Article Lead Image

Can you guess which emoji is Oxford Dictionaries’ word of the year?

Nope, it's not the taco emoji.

 

Jam Kotenko

Tech

Posted on Nov 16, 2015   Updated on May 27, 2021, 3:40 pm CDT

Apparently, if a picture is worth a thousand words, then a single emoji is more than enough to be this year’s word of the year.

Oxford Dictionaries, in partnership with SwiftKey, recently announced that the single term that bested all the million others available in the English language this year is the “face with tears of joy” emoji.

Oxford University Press

A selection committee for the Oxford Dictionaries annually reviews candidates for words that best reflects the past year in a nutshell, and rather than settle on a traditional word, it has opted for a pictograph as an homage to the rising popularity of emoji as a language in itself. 

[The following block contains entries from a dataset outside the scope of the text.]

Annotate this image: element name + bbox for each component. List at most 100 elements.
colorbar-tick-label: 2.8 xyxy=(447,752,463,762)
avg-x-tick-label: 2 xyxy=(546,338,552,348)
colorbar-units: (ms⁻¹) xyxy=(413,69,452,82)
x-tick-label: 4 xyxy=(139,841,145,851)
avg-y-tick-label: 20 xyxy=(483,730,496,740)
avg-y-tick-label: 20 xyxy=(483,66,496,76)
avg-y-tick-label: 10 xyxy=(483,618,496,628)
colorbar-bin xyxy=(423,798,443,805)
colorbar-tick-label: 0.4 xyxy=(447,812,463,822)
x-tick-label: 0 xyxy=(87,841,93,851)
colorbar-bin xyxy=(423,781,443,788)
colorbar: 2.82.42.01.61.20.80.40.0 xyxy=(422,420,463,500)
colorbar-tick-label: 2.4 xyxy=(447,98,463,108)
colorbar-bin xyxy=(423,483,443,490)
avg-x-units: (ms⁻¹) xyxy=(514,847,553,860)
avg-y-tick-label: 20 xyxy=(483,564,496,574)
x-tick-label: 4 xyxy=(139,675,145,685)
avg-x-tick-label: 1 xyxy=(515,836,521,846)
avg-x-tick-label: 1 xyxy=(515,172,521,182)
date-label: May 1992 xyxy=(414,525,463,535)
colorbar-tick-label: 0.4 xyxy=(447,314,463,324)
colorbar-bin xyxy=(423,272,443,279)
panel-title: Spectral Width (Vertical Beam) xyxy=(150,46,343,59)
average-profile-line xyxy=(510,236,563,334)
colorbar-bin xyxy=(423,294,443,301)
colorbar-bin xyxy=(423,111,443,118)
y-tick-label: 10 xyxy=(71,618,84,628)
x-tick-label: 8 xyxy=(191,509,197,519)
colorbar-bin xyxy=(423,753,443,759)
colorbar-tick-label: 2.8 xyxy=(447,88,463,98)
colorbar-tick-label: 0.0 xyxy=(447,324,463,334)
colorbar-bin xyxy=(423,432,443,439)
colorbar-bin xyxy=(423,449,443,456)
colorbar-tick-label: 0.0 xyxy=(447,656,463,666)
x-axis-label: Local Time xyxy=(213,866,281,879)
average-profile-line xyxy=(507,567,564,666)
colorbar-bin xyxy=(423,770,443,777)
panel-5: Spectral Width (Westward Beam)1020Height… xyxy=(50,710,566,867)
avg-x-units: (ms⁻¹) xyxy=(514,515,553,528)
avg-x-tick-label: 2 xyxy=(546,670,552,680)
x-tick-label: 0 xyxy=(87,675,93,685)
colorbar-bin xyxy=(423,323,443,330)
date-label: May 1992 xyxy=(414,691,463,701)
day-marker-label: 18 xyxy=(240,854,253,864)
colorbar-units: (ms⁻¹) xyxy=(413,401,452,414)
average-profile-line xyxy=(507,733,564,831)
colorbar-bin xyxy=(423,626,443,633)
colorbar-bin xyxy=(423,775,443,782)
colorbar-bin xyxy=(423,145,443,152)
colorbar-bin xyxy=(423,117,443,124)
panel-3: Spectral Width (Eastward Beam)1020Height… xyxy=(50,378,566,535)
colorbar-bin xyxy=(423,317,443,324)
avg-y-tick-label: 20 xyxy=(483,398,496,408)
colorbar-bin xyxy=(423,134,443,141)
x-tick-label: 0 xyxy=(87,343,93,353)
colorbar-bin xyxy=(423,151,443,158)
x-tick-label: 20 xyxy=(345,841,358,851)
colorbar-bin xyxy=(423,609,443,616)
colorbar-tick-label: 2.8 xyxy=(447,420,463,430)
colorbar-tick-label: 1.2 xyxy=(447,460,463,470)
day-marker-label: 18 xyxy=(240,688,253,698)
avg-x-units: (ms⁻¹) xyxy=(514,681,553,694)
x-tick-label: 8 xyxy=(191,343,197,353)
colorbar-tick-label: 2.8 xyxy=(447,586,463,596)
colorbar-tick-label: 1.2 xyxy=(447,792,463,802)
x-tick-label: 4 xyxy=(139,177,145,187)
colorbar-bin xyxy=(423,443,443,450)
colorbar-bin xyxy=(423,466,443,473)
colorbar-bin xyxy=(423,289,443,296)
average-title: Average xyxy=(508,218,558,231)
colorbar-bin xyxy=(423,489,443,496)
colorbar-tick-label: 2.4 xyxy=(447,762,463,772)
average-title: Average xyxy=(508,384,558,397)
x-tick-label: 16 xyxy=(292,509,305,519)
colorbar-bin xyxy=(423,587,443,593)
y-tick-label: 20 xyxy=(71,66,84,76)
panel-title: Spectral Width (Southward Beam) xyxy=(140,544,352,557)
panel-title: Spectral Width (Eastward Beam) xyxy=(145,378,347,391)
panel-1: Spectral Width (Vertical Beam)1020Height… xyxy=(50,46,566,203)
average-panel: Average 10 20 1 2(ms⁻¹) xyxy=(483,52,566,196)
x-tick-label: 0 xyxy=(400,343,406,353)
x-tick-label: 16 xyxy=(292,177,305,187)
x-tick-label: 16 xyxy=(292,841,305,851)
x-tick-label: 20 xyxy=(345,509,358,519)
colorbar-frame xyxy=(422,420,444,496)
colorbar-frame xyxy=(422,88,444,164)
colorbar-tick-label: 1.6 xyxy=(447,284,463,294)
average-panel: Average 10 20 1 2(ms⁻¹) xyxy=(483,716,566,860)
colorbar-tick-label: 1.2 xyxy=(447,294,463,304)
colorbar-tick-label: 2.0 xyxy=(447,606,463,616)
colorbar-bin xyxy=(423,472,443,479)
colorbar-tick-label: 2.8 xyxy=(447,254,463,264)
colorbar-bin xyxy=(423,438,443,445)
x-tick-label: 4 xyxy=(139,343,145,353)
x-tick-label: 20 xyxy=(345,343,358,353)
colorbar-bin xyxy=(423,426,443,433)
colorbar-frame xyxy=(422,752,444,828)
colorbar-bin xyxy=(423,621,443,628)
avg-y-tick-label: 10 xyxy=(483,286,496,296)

The crying-laughing smiley was chosen after analyzing over a billion emoticons, the same methodology Swiftkey—a company that creates keyboard apps for mobile devices—used previously to determine the most popular emoji in every U.S. state.

“You can see how traditional alphabet scripts have been struggling to meet the rapid-fire, visually focused demands of 21st Century communication.  It’s not surprising that a pictographic script like emoji has stepped in to fill those gaps,” Casper Grathwohl, President of Oxford Dictionaries, stated in a press release. “It’s flexible, immediate, and infuses tone beautifully. As a result, emoji are becoming an increasingly rich form of communication, one that transcends linguistic borders.”

Based on Swiftkey’s data, the winning emoji was the most heavily used emoticon in 2015, with over 17 percent dominance in the U.S. Among the words and phrases the “face with tears of joy” emoji beat for the top spot include “ad blocker,” “Dark Web,” “on fleek,” and “lumbersexual.” 

These, my friends, are words that have been deemed adequate enough to summarize the year 2015. Remember them well.